Norconex Crawlers (or spiders) are flexible web and filesystem crawlers for collecting, parsing, and manipulating data from the web or filesystem to various data repositories such as search engines.
https://opensource.norconex.com/crawlers
Apache License 2.0
183 stars 68 forks source link

REJECTED_TOO_DEEP when max_depth set to height enough value #268

Closed olgapshen closed 8 years ago

olgapshen commented 8 years ago

Hi, I have follow info in my log: INFO [CrawlerEventManager] REJECTED_TOO_DEEP: https://en.wikipedia.org/wiki/Spanish_conquest_of_Yucat%C3%A1n

But I set: 5

The depth in info line before is two...

What is wrong?

essiembre commented 8 years ago

Maybe there is an error in your config. Feel free to attach it.

Otherwise, it is rejected because the number of pages one needs to go through to reach it (from your start URL) is too high. Can you confirm that from your start URL it takes less than 5 link "clicks" to get to the URL you mention?

olgapshen commented 8 years ago

OK! That is! )) Chain length ) I was think that this is url nodes count. Thank you ) any way I will attach the config.
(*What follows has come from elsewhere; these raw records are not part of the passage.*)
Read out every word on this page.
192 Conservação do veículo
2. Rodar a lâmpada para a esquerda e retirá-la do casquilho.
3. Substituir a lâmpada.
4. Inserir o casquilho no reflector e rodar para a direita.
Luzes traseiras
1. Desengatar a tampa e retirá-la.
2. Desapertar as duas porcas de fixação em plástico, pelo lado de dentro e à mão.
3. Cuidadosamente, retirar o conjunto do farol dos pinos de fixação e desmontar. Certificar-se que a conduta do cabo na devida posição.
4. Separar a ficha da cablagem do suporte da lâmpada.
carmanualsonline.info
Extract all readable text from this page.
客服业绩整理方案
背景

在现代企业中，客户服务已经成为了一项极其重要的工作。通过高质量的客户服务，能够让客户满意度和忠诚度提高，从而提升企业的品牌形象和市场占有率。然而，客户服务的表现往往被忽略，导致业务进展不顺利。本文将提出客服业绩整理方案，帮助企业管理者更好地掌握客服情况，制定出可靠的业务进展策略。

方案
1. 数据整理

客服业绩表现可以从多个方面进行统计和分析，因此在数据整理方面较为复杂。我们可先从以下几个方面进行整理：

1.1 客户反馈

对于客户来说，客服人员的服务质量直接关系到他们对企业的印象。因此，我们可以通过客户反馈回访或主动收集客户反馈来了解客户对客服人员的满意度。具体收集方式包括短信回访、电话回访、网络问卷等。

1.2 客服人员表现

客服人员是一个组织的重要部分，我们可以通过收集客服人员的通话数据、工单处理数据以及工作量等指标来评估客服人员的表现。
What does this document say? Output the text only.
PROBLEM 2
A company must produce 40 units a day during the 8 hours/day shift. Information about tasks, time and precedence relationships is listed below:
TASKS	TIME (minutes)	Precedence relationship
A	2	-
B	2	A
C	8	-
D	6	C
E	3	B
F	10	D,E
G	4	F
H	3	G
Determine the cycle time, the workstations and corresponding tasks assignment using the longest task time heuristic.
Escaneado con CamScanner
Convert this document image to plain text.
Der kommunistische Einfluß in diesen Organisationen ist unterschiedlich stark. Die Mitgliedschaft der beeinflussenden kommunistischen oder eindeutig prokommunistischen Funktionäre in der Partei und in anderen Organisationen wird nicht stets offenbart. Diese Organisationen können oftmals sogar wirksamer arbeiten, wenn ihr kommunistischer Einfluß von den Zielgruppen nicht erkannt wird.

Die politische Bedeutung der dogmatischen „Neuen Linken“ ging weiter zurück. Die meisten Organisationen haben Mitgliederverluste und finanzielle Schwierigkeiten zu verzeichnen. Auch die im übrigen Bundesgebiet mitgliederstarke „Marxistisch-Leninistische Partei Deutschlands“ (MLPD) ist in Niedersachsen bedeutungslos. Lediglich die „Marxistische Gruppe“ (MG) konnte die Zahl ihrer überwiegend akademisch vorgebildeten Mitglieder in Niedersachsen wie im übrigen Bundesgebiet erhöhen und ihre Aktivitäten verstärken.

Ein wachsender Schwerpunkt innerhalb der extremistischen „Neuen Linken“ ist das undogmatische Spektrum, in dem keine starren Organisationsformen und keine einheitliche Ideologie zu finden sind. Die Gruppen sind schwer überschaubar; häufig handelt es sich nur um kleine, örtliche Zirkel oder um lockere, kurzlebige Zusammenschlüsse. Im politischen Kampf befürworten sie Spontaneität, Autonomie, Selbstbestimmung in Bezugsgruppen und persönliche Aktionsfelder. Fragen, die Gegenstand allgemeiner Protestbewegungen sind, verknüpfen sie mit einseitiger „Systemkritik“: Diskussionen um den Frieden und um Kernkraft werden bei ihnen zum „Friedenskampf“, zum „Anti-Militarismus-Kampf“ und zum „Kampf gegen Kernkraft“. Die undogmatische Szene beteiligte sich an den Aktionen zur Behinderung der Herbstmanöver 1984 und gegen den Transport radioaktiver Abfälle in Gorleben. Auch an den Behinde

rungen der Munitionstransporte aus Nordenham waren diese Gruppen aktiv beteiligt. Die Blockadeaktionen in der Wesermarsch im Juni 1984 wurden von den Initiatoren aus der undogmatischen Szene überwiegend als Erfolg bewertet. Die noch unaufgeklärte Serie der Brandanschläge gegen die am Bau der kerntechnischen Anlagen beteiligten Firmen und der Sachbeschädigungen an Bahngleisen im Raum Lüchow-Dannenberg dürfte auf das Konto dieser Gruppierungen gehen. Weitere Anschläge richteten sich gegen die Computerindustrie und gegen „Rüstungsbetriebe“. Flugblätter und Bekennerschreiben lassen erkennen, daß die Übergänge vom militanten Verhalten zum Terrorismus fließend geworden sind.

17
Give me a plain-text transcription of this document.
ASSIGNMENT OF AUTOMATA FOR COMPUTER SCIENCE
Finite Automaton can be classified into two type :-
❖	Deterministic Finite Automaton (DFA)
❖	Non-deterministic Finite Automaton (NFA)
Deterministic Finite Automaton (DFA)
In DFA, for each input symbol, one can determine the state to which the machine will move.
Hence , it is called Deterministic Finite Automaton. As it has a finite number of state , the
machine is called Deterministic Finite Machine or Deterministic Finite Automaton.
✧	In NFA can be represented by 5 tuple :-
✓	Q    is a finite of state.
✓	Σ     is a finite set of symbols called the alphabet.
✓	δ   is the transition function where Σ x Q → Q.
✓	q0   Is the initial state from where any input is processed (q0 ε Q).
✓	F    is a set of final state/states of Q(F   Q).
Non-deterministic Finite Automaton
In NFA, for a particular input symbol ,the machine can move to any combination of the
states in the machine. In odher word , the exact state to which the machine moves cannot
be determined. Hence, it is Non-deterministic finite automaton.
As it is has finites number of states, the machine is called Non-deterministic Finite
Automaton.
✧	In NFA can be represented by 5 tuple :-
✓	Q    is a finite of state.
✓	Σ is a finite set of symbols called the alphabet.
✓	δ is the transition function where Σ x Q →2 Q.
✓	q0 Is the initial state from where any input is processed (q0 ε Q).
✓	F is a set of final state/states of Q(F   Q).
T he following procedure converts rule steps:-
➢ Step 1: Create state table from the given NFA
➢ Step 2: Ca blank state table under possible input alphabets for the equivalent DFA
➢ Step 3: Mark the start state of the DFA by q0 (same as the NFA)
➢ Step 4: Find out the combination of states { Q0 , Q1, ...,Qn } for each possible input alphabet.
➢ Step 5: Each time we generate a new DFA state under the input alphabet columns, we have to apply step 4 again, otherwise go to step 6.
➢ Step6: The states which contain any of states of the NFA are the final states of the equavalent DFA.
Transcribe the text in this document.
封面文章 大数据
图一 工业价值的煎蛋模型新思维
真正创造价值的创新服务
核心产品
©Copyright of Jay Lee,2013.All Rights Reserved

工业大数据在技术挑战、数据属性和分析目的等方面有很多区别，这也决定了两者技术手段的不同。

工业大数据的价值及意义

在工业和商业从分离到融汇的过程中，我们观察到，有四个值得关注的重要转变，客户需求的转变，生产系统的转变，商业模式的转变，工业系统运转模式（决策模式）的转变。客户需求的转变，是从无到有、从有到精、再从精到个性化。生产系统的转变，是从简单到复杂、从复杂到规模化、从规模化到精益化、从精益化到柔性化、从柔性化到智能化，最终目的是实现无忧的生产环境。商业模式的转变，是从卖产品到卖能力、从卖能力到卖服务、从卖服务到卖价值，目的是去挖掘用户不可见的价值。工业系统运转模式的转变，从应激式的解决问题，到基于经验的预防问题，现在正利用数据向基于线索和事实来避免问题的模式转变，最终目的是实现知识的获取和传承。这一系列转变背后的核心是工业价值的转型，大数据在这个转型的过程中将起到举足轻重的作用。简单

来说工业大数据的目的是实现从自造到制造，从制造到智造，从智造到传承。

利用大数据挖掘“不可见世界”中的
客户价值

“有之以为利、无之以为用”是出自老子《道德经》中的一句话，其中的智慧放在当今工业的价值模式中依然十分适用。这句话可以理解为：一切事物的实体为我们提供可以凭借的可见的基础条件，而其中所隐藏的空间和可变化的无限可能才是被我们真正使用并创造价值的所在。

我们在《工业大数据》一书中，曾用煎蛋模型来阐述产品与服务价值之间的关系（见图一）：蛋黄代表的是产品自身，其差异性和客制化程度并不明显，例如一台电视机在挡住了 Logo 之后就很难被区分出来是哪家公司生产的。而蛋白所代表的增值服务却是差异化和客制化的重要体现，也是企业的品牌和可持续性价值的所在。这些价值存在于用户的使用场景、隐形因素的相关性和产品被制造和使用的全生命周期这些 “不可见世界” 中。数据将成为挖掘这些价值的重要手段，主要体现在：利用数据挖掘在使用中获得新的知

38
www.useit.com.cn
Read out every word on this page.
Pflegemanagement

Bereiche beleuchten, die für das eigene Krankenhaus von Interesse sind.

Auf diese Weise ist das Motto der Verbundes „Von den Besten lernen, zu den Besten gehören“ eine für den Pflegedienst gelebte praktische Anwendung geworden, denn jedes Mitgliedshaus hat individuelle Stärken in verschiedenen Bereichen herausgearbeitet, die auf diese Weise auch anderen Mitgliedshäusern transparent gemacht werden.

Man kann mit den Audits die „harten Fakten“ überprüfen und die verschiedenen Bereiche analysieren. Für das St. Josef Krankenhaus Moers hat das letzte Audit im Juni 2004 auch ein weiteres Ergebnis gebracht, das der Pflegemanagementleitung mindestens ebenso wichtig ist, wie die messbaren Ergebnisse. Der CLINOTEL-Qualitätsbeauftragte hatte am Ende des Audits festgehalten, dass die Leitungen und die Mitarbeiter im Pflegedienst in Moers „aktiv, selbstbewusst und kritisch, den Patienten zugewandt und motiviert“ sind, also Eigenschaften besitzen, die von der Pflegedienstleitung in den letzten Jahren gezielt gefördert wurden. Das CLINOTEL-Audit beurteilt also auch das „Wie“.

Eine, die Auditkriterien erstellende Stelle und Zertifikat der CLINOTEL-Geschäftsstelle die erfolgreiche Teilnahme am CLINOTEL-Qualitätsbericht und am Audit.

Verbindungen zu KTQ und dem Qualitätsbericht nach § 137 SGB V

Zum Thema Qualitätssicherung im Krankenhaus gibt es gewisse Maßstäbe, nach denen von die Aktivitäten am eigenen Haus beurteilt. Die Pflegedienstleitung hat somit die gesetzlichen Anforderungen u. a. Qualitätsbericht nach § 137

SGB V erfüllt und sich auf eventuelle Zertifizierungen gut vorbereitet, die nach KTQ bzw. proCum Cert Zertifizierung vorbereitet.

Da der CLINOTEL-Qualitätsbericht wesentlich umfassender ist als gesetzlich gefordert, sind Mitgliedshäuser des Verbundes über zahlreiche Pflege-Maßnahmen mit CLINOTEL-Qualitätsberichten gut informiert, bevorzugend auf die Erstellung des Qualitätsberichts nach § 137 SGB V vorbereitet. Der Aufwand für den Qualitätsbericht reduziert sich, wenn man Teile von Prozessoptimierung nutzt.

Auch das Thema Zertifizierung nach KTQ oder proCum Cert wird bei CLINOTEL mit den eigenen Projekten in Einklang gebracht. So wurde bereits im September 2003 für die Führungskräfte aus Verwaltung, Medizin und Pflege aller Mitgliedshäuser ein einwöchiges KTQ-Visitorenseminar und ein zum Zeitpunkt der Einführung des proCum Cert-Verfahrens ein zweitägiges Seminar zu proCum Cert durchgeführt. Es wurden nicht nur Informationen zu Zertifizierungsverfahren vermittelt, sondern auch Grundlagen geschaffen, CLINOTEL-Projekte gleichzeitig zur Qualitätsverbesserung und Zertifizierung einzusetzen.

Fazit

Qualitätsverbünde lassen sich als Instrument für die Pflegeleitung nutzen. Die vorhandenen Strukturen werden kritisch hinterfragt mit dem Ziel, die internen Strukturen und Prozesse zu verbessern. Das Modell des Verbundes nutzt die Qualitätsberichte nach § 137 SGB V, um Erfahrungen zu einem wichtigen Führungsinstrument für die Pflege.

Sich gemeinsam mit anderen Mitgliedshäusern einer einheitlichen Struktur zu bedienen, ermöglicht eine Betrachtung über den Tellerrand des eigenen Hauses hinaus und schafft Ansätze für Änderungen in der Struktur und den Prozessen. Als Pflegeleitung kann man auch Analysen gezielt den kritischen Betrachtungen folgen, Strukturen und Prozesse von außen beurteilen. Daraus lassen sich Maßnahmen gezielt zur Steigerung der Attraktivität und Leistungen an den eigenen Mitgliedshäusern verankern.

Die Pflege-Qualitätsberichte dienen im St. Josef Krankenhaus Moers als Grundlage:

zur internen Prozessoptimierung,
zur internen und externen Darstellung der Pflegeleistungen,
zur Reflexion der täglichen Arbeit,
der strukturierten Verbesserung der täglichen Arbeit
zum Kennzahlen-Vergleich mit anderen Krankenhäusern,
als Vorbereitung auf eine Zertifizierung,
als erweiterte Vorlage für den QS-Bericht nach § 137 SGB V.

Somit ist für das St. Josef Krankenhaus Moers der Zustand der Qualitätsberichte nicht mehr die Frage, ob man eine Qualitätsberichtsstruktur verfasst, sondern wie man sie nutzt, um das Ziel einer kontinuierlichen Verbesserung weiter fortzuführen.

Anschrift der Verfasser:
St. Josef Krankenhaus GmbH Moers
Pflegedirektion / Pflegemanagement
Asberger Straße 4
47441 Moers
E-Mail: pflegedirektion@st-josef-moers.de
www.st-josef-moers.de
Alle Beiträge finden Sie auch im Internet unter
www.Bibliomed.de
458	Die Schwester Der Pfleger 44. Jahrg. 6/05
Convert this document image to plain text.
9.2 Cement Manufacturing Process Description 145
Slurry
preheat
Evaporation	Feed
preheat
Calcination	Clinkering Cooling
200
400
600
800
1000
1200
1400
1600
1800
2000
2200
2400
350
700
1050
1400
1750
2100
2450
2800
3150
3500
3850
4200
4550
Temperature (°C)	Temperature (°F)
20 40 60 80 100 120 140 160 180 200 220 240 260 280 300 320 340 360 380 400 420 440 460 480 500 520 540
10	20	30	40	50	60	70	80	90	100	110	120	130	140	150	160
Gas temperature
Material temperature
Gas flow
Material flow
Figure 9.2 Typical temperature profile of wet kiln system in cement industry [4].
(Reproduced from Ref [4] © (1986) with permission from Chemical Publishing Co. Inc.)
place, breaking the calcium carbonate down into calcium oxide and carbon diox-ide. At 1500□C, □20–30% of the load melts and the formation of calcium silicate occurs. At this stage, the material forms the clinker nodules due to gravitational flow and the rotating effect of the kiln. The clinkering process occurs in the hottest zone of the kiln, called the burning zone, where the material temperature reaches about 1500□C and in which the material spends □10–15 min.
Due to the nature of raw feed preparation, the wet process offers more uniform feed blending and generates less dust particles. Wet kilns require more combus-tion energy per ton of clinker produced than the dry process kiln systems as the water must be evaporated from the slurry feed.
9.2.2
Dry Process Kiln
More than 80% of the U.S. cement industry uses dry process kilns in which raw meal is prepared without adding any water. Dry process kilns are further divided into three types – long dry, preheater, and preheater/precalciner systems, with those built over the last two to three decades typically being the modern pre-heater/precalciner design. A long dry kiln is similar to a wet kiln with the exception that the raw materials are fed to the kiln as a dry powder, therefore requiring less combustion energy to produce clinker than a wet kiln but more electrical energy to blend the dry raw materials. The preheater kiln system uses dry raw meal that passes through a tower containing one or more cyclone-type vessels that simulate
<?xml version="1.0" encoding="UTF-8"?>
<!--
   Copyright 2010-2015 Norconex Inc.

   Licensed under the Apache License, Version 2.0 (the "License");
   you may not use this file except in compliance with the License.
   You may obtain a copy of the License at

       http://www.apache.org/licenses/LICENSE-2.0

   Unless required by applicable law or agreed to in writing, software
   distributed under the License is distributed on an "AS IS" BASIS,
   WITHOUT WARRANTIES OR CONDITIONS OF ANY KIND, either express or implied.
   See the License for the specific language governing permissions and
   limitations under the License.
-->
<!-- This configuration shows the minimum required and basic recommendations
     to run a crawler.
     -->
<httpcollector id="Minimum Config HTTP Collector">

  <!-- Decide where to store generated files. -->
  <progressDir>./tigrsoft/progress</progressDir>
  <logsDir>./tigrsoft/logs</logsDir>

  <crawlers>
    <crawler id="Norconex Minimum Test Page">

      <!-- Requires at least one start URL (or urlsFile).
           Optionally limit crawling to same protocol/domain/port as
           start URLs. -->
      <startURLs stayOnDomain="true" stayOnPort="true" stayOnProtocol="true">
        <url>https://en.wikipedia.org/wiki</url>
      </startURLs>

      <!-- === Recommendations: ============================================ -->

      <!-- Specify a crawler default directory where to generate files. -->
      <workDir>./tigrsoft</workDir>

      <!-- Put a maximum depth to avoid infinite crawling (e.g. calendars). -->
      <maxDepth>5</maxDepth>

      <!-- We know we don't want to crawl the entire site, so ignore sitemap. -->
      <!-- Before 2.3.0: -->
      <sitemap ignore="true" />
      <!-- Since 2.3.0: -->
      <sitemapResolverFactory ignore="true" />

      <!-- Be as nice as you can to sites you crawl. -->
      <delay default="5000" />

      <documentFilters>
        <filter class="com.norconex.collector.core.filter.impl.RegexReferenceFilter"
                onMatch="include"
                caseSensitive="false">tiger</filter>
      </documentFilters>

      <!-- Decide what to do with your files by specifying a Committer. -->
      <committer class="com.norconex.committer.core.impl.FileSystemCommitter">
        <directory>./tigrsoft/crawledFiles</directory>
      </committer>

    </crawler>
  </crawlers>

</httpcollector>
essiembre commented 8 years ago

Thanks for confirming. I can tell you nothing seems wrong with yoru config.